The problems that grounded the global B787 fleet have hurt Japan Airlines and All Nippon Airways more than other carriers. Early takers of Boeing’s new plane, the pair account for 24 of the 50 Dreamliners brought into service until the problems stopped deliveries.
Across the Pacific, JAL had deployed the 787 on routes from Tokyo to Boston and San Diego, the latter launched as recently as December 2012. For now, the carrier, which has ordered altogether 45 787s, has replaced the grounded planes on these sectors with 777s. However, a new 787 service to Helsinki, which was planned to kick off in March, has been postponed until the Dreamliner is cleared to fly again.
The 787 has earned praise from operators in terms of its cargo capacity. Replacing it with a 777 on the transpacific routes leaves JAL Cargo with ample space there, but in other sectors, where service reverted to 767-300 aircraft, the 787′s troubles have dented JAL’s payload options.
After its emergence from bankruptcy protection, JAL has seen a rise in its cargo traffic. For the nine months to December 31, 2012, the airline posted a 4.8 percent increase in freight tonne-kilometers over the same period a year earlier.
Rival ANA boosted its cargo operation at the end of last year when Yamato Transport, Japan’s leading express parcel operator, signed an agreement to use the airline’s express hub in Okinawa. ANA’s express traffic through Okinawa has persistently lagged expectations, so the Yamato deal promises a huge shot in the arm for the freighter operation.

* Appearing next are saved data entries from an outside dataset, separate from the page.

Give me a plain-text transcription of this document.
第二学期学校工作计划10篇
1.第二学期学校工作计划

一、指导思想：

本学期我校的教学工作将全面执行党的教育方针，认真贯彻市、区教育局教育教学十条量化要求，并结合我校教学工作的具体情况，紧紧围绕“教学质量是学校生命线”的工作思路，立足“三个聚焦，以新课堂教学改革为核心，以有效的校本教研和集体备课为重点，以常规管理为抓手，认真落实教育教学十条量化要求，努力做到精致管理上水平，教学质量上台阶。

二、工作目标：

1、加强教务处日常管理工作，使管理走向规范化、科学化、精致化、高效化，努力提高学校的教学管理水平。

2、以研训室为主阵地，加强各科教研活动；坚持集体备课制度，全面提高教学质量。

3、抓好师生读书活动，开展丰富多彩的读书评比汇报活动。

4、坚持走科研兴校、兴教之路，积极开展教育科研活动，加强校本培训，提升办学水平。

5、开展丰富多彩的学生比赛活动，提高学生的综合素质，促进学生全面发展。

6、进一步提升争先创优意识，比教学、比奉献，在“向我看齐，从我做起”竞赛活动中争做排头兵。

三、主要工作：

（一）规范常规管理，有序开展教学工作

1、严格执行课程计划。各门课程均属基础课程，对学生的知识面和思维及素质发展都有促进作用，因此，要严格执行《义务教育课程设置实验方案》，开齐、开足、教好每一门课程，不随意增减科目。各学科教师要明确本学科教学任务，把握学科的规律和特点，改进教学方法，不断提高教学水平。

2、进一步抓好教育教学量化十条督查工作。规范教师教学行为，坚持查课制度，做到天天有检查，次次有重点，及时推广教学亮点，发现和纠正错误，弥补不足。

For both ANA and JAL, express traffic has benefited from the opening of Haneda Airport to international flying, thanks to its closer proximity to metropolitan Tokyo than Narita International Airport, the capital’s international gateway.
Medical equipment and pharmaceuticals have emerged as another key growth sector for the airlines as well as for several forwarders, Tomoyasu Fukuyama, president of Logi-Rex, says. His own forwarding company, which recently expanded its warehouse footprint at Narita by almost one-third, has focused on this traffic and perishables, largely in cooperation with JAL Cargo.

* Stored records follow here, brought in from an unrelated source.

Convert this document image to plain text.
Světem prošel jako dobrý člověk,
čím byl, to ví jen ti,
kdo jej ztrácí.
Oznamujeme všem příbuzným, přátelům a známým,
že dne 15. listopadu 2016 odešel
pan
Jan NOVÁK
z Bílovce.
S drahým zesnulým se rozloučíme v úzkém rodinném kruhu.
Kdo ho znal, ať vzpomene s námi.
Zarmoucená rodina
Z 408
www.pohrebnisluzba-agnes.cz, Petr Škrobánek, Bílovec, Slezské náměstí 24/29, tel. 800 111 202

The airline is bent on boosting revenues from perishables traffic. It has developed a new service in tandem with Japan Post that moves small shipments of fish, fruit and other perishables in special temperature-controlled containers that have been developed in partnership with an equipment manufacturer.
Shinja Nagayasu, assistant manager of marketing, international route marketing, cargo and mail at JAL, says the service would kick off April 1 on routes to Taiwan and Singapore and be subsequently expanded to other destinations in Asia.
This should go some way toward strengthening JAL’s yields, which have been affected by the overall market situation, although the cargo division reached its revenue targets for the period, Nagayasu says. While the airline’s tonnage rose in the nine months to December 31, cargo revenues slipped 2.2 percent to 57.5 billion yen (US$621 million).
In part, this reflects the overcapacity in the market. Some carriers, such as Singapore Airlines, have cut back their freighter service to Japan, but others have put in fresh capacity, Nagayasu says, adding that the market is “quite tough at the moment.”
The second factor has been the weakness of Japan’s exports. In January, the tonnage of exports by air was down 28 percent.
This has forced JAL to loosen its policy of focusing on traffic originating or terminating in Japan and taking on transit cargo to and from other points in Asia, which commands lower yields. Nippon Cargo Airlines has been forced to do likewise – to a larger extent – to fill its freighters.
“We are still heavier out of Asia than we would like, but it is improving,” says Shawn McWhorter, the all-cargo airline’s president for the Americas. NCA now has two 747-8 freighters in its fleet and will take delivery of three more before the end of this year. The airline is taking 747-400Fs out of service as the -8s join its lineup, but this constitutes a 15 percent increase in its capacity.
“The -8 has been a great plane for us. We have got payloads of 139, almost 140 tonnes. We are very pleased with its performance,” McWhorter says. At this point, however, NCA cannot fill the aircraft with exports out of Japan.
Lately, there has been some optimism about exports as a result of the election of a new government and changes at the helm of the Bank of Japan, which have pushed down the exchange rate of the yen. However, operators do not anticipate a surge in airfreight exports.
“According to our [forwarder] customers in Japan, companies that had factories in Japan have already moved production to Southeast Asia or China, so we do not expect a big change in exports due to the currency movements,” Nagayasu says.